• 26 septembre 2022

L’espace informationnel au cœur des préoccupations en Moldavie

Coincée entre la pandémie et la guerre en Ukraine, la Moldavie pari sur la sécurisation de son espace informationnel ces derniers mois. Une première mesure prise par les autorités moldaves, juste après l’invasion russe de 24 février, a été d’interdire, par la décision de la Commission pour les situations exceptionnelles les contenus audiovisuels à caractère informatif, analytique et militaire produits dans des pays autres que les membres de l’UE, les Etats-Unis, le Canada ou qui n’ont pas ratifié la Convention européenne sur la télévision transfrontalière. La décision vise en premier chef la Russie, car la Moldavie retransmet énormément de contenu audiovisuel de ce pays qui n’est pas membre de l’UE, et n’a pas ratifié la Convention communautaire mentionnée. En effet, on est revenu à la dite loi « anti-propagande », existante déjà dans la législation audiovisuelle entre 2019 et la fin de 2020, quand le parti des socialistes l’ont modifiée. Dans les nouvelles circonstances, l’autorité de régulation peut appliquer des pénalités plus dures aux chaines de radio et de télévision qui ne respectent pas la décision de la Commission de 2 mars, décision valable pendant l’état d’urgence, instauré en Moldavie le 24 février pour 60 jours et renouvelé jusqu’au 24 juin 2022.

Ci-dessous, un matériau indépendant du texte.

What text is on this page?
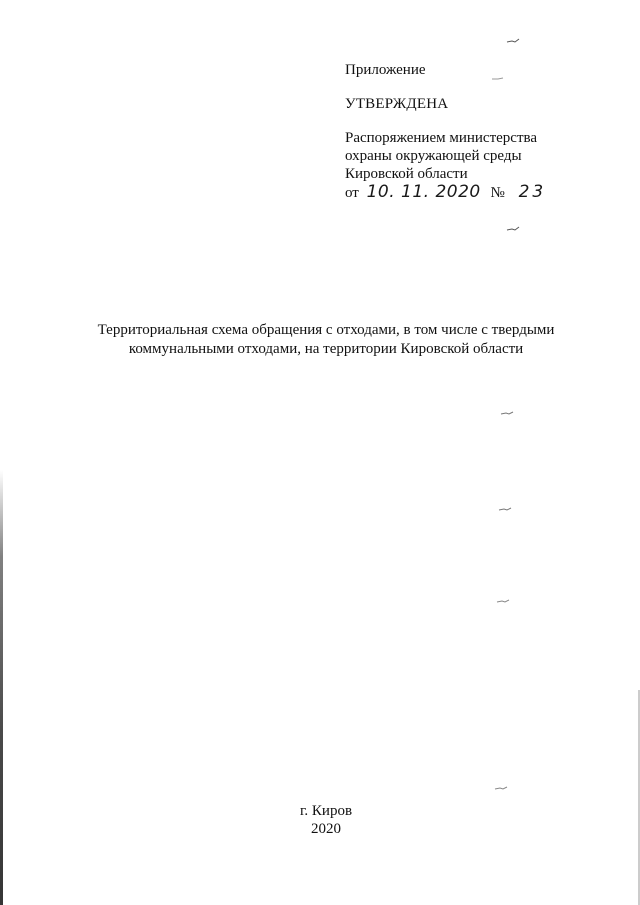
Приложение
УТВЕРЖДЕНА
Распоряжением министерства
охраны окружающей среды
Кировской области
от 10. 11. 2020 № 23
Территориальная схема обращения с отходами, в том числе с твердыми
коммунальными отходами, на территории Кировской области
г. Киров
2020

Entre temps, les autorités moldaves ont adopté des modifications aux plusieurs lois, afin de sécuriser et de protéger l’espace informationnel national des informations susceptibles de mettre en danger la sécurité de l’État et de ses citoyens. Votés en lecture finale le 2 juin 2022, les principales modifications visent l’introduction dans le Code des services médias audiovisuels de la notion «désinformation» et sa définition comme «diffusion intentionnelle de fausses informations destinées à nuire à une personne, un groupe social, une organisation ou à la sécurité de l'État». En même temps, des sanctions plus dures sont prévues pour les fournisseurs des services médias audiovisuels qui ignoreront la loi. Celles-ci comprennent des amendes entre 25 000 à 100 000 lei (soit entre 1250 et 5000 euros), la suspension de la licence de diffusion pour une période maximale de 7 jours, la suspension du droit de diffuser de publicité pour une période pouvant aller jusqu'à 3 mois, ainsi que l'interdiction de retransmettre pendant un an minimum. Le vrai défis après l’adoption des amendements cible le Conseil de l’Audiovisuel moldave, responsable de l’identification de la désinformation dans les contenus audiovisuels. Une méthodologie complexe, avec des indicateurs précis devrait être conçue pour pouvoir appliquer la loi de manière correcte. Car, outre le caractère assez généraliste de la définition introduite dans le cadre légal, l’opposition parlementaire et la société civile craignent de potentielles limitations de la liberté d’expression. D’une part, la majorité parlementaire pense agir guidée de bonnes intentions, et espère que les nouvelles dispositions seront appliquées avec de la bonne foi, mais d’autre part, on le sait, le chemin de l’enfer, lui aussi est pavé de bonnes intentions.  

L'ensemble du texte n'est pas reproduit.